Isaac Cordal est un artiste espagnol spécialisé dans un « Street Art » des plus originaux. Il dénonce, à l’aide de petits personnages de béton, les maux de notre monde moderne. Utilisant les espaces naturels et urbains, il souligne avec amertume la lenteur bureaucratique de nos dirigeants face à des sujets brûlants qui ne peuvent plus attendre. Un regard mélancolique sur nos sociétés modernes.
Il s’est fait connaître en 2011 grâce à son installation « Follow the leaders » (Suivez les dirigeants) exposée dans les rues de Berlin un mois pile avant que le Groupe d’experts Intergouvernemental sur l’Évolution du Climat (IPCC) ne s’y réunisse. Il tirait alors la conclusion que les gouvernements mondiaux ne font pas assez pour réguler le changement climatique. Cette œuvre (cliché ci-dessous) fut par la suite rebaptisée « Politiciens discutant du changement climatique » … 6 ans plus tard, difficile de ne pas lui donner raison. L’économie triomphante, et sa nécessaire croissance, semble toujours la priorité des décideurs partout à travers le monde.
Une impression de « déjà vu » qui risque tristement de se répéter à l’approche de la COP23 qui se tiendra à Bonn en Allemagne en novembre. Les dirigeants du monde entier vont débattre une énième fois sur les mesures d’extrême urgence à prendre en terme de protection de l’environnement et de préservation du climat, avec le soutien actif de diverses multinationales. Le problème reste entier, les objectifs fixé par la COP21, aussi ambitieux soient-ils, n’ont rien de contraignants et leur application reste à l’entière discrétion des gouvernements aussi nombreux que politiquement variés. C’est ce sentiment d’inertie que la bureaucratie déconnectée des réalités inspire aux populations que l’artiste Isaac Cordal cherche à exposer.

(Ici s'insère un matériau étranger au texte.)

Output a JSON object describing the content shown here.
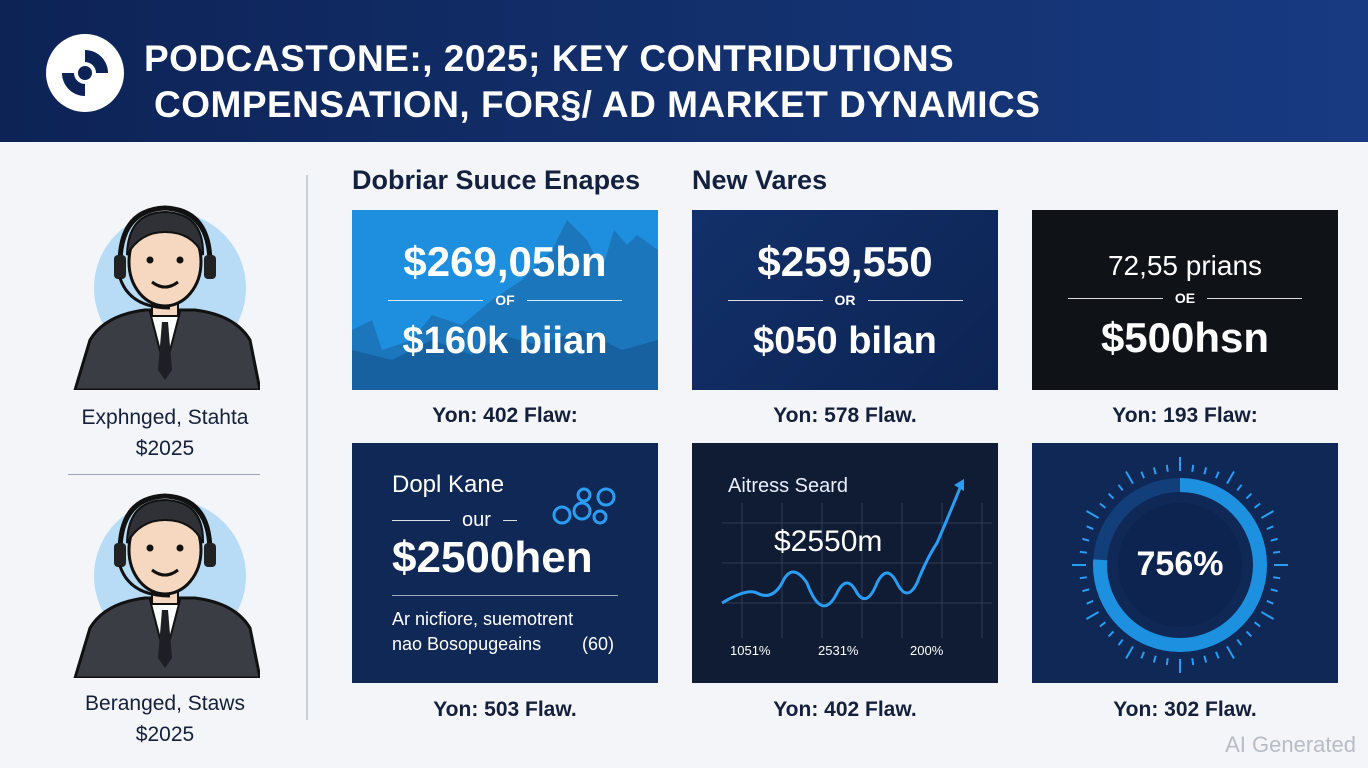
{
  "header": {
    "title_line1": "PODCASTONE:, 2025; KEY CONTRIDUTIONS",
    "title_line2": "COMPENSATION, FOR§/ AD MARKET DYNAMICS"
  },
  "left_panel": {
    "people": [
      {
        "name": "Exphnged, Stahta",
        "year": "$2025"
      },
      {
        "name": "Beranged, Staws",
        "year": "$2025"
      }
    ]
  },
  "sections": {
    "left_heading": "Dobriar Suuce Enapes",
    "right_heading": "New Vares"
  },
  "cards": {
    "card1": {
      "top_value": "$269,05bn",
      "separator": "OF",
      "bottom_value": "$160k biian",
      "caption": "Yon: 402 Flaw:"
    },
    "card2": {
      "top_value": "$259,550",
      "separator": "OR",
      "bottom_value": "$050 bilan",
      "caption": "Yon: 578 Flaw."
    },
    "card3": {
      "top_value": "72,55 prians",
      "separator": "OE",
      "bottom_value": "$500hsn",
      "caption": "Yon: 193 Flaw:"
    },
    "card4": {
      "title": "Dopl Kane",
      "separator": "our",
      "value": "$2500hen",
      "note_line1": "Ar nicfiore, suemotrent",
      "note_line2": "nao Bosopugeains",
      "note_badge": "(60)",
      "caption": "Yon: 503 Flaw."
    },
    "card5": {
      "title": "Aitress Seard",
      "value": "$2550m",
      "tick_labels": [
        "1051%",
        "2531%",
        "200%"
      ],
      "caption": "Yon: 402 Flaw."
    },
    "card6": {
      "value": "756%",
      "gauge_fraction": 0.76,
      "caption": "Yon: 302 Flaw."
    }
  },
  "colors": {
    "header_bg": "#0d2356",
    "accent_blue": "#1e90e0",
    "card_navy": "#0f2855",
    "card_black": "#0f1217",
    "card_sky": "#1e8fde"
  },
  "watermark": "AI Generated"
}
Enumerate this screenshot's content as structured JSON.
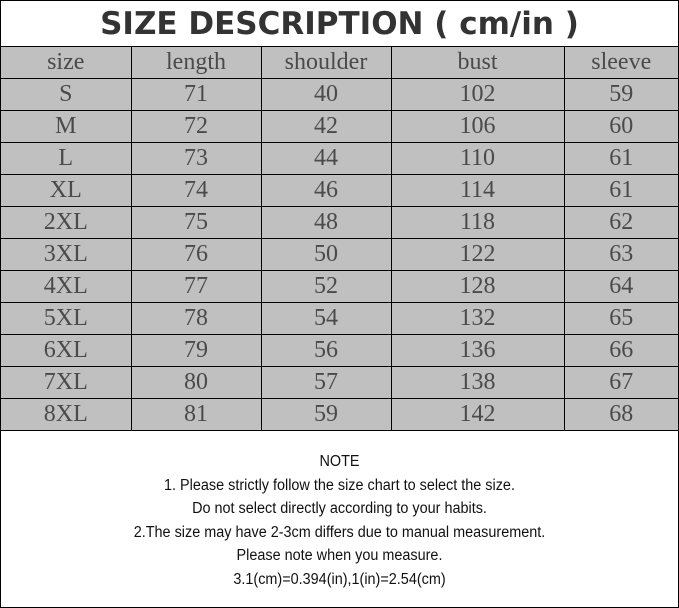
{
  "title": "SIZE DESCRIPTION ( cm/in )",
  "table": {
    "headers": [
      "size",
      "length",
      "shoulder",
      "bust",
      "sleeve"
    ],
    "rows": [
      [
        "S",
        "71",
        "40",
        "102",
        "59"
      ],
      [
        "M",
        "72",
        "42",
        "106",
        "60"
      ],
      [
        "L",
        "73",
        "44",
        "110",
        "61"
      ],
      [
        "XL",
        "74",
        "46",
        "114",
        "61"
      ],
      [
        "2XL",
        "75",
        "48",
        "118",
        "62"
      ],
      [
        "3XL",
        "76",
        "50",
        "122",
        "63"
      ],
      [
        "4XL",
        "77",
        "52",
        "128",
        "64"
      ],
      [
        "5XL",
        "78",
        "54",
        "132",
        "65"
      ],
      [
        "6XL",
        "79",
        "56",
        "136",
        "66"
      ],
      [
        "7XL",
        "80",
        "57",
        "138",
        "67"
      ],
      [
        "8XL",
        "81",
        "59",
        "142",
        "68"
      ]
    ]
  },
  "notes": {
    "heading": "NOTE",
    "lines": [
      "1. Please strictly follow the size chart to select the size.",
      "Do not select directly according to your habits.",
      "2.The size may have 2-3cm differs due to manual measurement.",
      "Please note when you measure.",
      "3.1(cm)=0.394(in),1(in)=2.54(cm)"
    ]
  },
  "colors": {
    "table_bg": "#c0c0c0",
    "text": "#4a4a4a",
    "title": "#333333"
  }
}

Par le biais de petits personnages anonymes de béton d’environ 15 centimètres, principalement des hommes d’affaires en costume-cravate, mais également des citoyens ordinaires, l’artiste met en lumière, par un habile jeu de perspectives, l’absurdité de notre société moderne et son inquiétude quant à l’avenir de notre planète. Par orgueil, cynisme, ou simple aveuglement, nous peinons à accepter l’ampleur du problème climatique, devenant des personnages sans pouvoir, attendant l’inéluctable.
Il explique que : « L’art devrait être le miroir de la société. Le grand problème, c’est que c’est un miroir sur lequel peu de gens sont prêts à réfléchir. Mon travail se veut une réflexion sur notre modèle de vie. Cela m’intéresse de travailler sur différents problèmes liés aux valeurs actuelles, et à la façon dont les plus défavorisés sont frappés brutalement par la crise. Nous vivons une époque de crise, ce qui arrive quand l’ancien régime ne veut pas mourir mais que le nouveau n’est pas capable de s’imposer. »
Parmi ses thèmes de prédilection, on devine à travers ses installations toujours éphémères : la montée des eaux, l’énergie, l’industrialisation, la pollution, la jungle urbaine, la consommation de masse ou encore la déforestation, mais aussi des thèmes plus « humains » comme l’immigration, l’isolement social ou encore le travail à la chaîne. Fragilité, engagement et humanisme transpirent de ses réalisations.
Isaac Cordal invite à poser un regard critique sur notre société à travers l’art qui est pour lui une véritable arme intellectuelle permettant d’aborder des thèmes graves par un langage universel compréhensible par tous. Un art urbain accessible et gratuit, qui pousse à la curiosité et facilite la rencontre, le questionnement et l’échange. Une invitation offerte aux citoyens de se réapproprier le débat, leur pouvoir de changement et d’action, plutôt que de remettre leur destin entre les mains des puissants.
Toutes les installations éphémères de l’artiste sont visibles sur son site internet.